Before the roundabout era, I could find my way in Carmel and vicinity because it was still a four-square world. At most intersections I could turn left or right, or go straight ahead, and usually end up where I wanted to be even if I didn’t know the names of all of the streets.

No more. Admittedly, I have reached an age when it takes longer to figure out signage than used to be the case. The roundabouts I encountered on my recent travels in Carmel compounded the problem. Every roundabout seemed different and the challenges of figuring out where I should be driving and which spoke on the wheel was the one I should use to exit were greater than I could grasp in the moments that were available as I rotated around the circle.

Maybe the sweet voice on Google Maps would have told me when to veer off the circle—that is if I had her turned on and had learned to trust her instructions.

I’m reading about Carmel’s history with roundabouts and am learning how much they appear to reduce accidents and delays. My commitment to a fact-based approach to these matters should persuade me to embrace roundabouts.
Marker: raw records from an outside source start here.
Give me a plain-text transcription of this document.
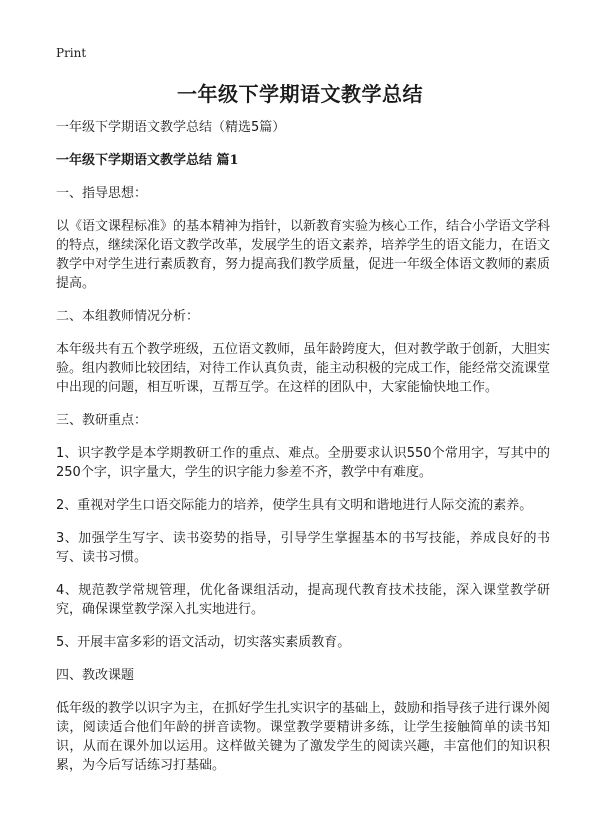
Print
一年级下学期语文教学总结

一年级下学期语文教学总结（精选5篇）

一年级下学期语文教学总结 篇1

一、指导思想：

以《语文课程标准》的基本精神为指针，以新教育实验为核心工作，结合小学语文学科的特点，继续深化语文教学改革，发展学生的语文素养，培养学生的语文能力，在语文教学中对学生进行素质教育，努力提高我们教学质量，促进一年级全体语文教师的素质提高。

二、本组教师情况分析：

本年级共有五个教学班级，五位语文教师，虽年龄跨度大，但对教学敢于创新，大胆实验。组内教师比较团结，对待工作认真负责，能主动积极的完成工作，能经常交流课堂中出现的问题，相互听课，互帮互学。在这样的团队中，大家能愉快地工作。

三、教研重点：

1、识字教学是本学期教研工作的重点、难点。全册要求认识550个常用字，写其中的250个字，识字量大，学生的识字能力参差不齐，教学中有难度。

2、重视对学生口语交际能力的培养，使学生具有文明和谐地进行人际交流的素养。

3、加强学生写字、读书姿势的指导，引导学生掌握基本的书写技能，养成良好的书写、读书习惯。

4、规范教学常规管理，优化备课组活动，提高现代教育技术技能，深入课堂教学研究，确保课堂教学深入扎实地进行。

5、开展丰富多彩的语文活动，切实落实素质教育。

四、教改课题

低年级的教学以识字为主，在抓好学生扎实识字的基础上，鼓励和指导孩子进行课外阅读，阅读适合他们年龄的拼音读物。课堂教学要精讲多练，让学生接触简单的读书知识，从而在课外加以运用。这样做关键为了激发学生的阅读兴趣，丰富他们的知识积累，为今后写话练习打基础。
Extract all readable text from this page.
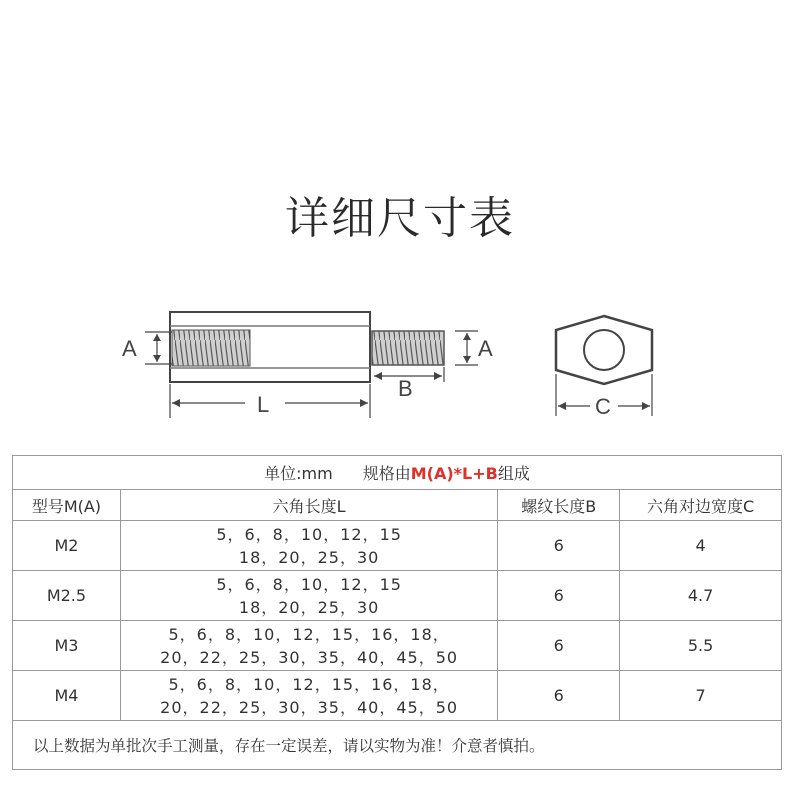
详细尺寸表
A	A
L
B
C
单位:mm 规格由M(A)*L+B组成			
型号M(A)	六角长度L	螺纹长度B	六角对边宽度C
M2	5，6，8，10，12，15
18，20，25，30	6	4
M2.5	5，6，8，10，12，15
18，20，25，30	6	4.7
M3	5，6，8，10，12，15，16，18，
20，22，25，30，35，40，45，50	6	5.5
M4	5，6，8，10，12，15，16，18，
20，22，25，30，35，40，45，50	6	7
以上数据为单批次手工测量，存在一定误差，请以实物为准！介意者慎拍。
To do so, however, requires that I (and everyone else) study the facts and learn new rules of the road just as Carmel’s official documents say we should. And I need to get a paper map and study the realignment of this part of Indianapolis and then spend time in Carmel going round and round until I I know what I’m doing. Until then, I’m going to do must of my driving and cycling in Indy’s four-square world south of 86th Street.


2 Responses to Bike lanes and roundabouts

  1. Don Sarton says:

    I agree with your assessment of bike lanes, do not have experience with dedicated bike bkvd’s or barrier protected bike lanes. A new wrinkle has been added to some inter-state extended and overpasses. The lanes are switched so that instead of using the right hand lane or lanes traffic crosses over at a light and then continues in the left lanes until another light after crossing the inter state where traffic is switched back. Supposedly this makes entry in to the inter-state smoother without a left turn, unless one is located on the South of Cheyenne Wyoming where there is a truck stop on each side of the interstate rigs not able to get through the light because if length do pose an interesting dilemma for engineers, drivers of autos and cyclists. What fun. 😎

    • I have no experience with the new wrinkle you describe. There is no way to resolve some of the challenges of designing roadways that work for all of the users.Thanks for your comment.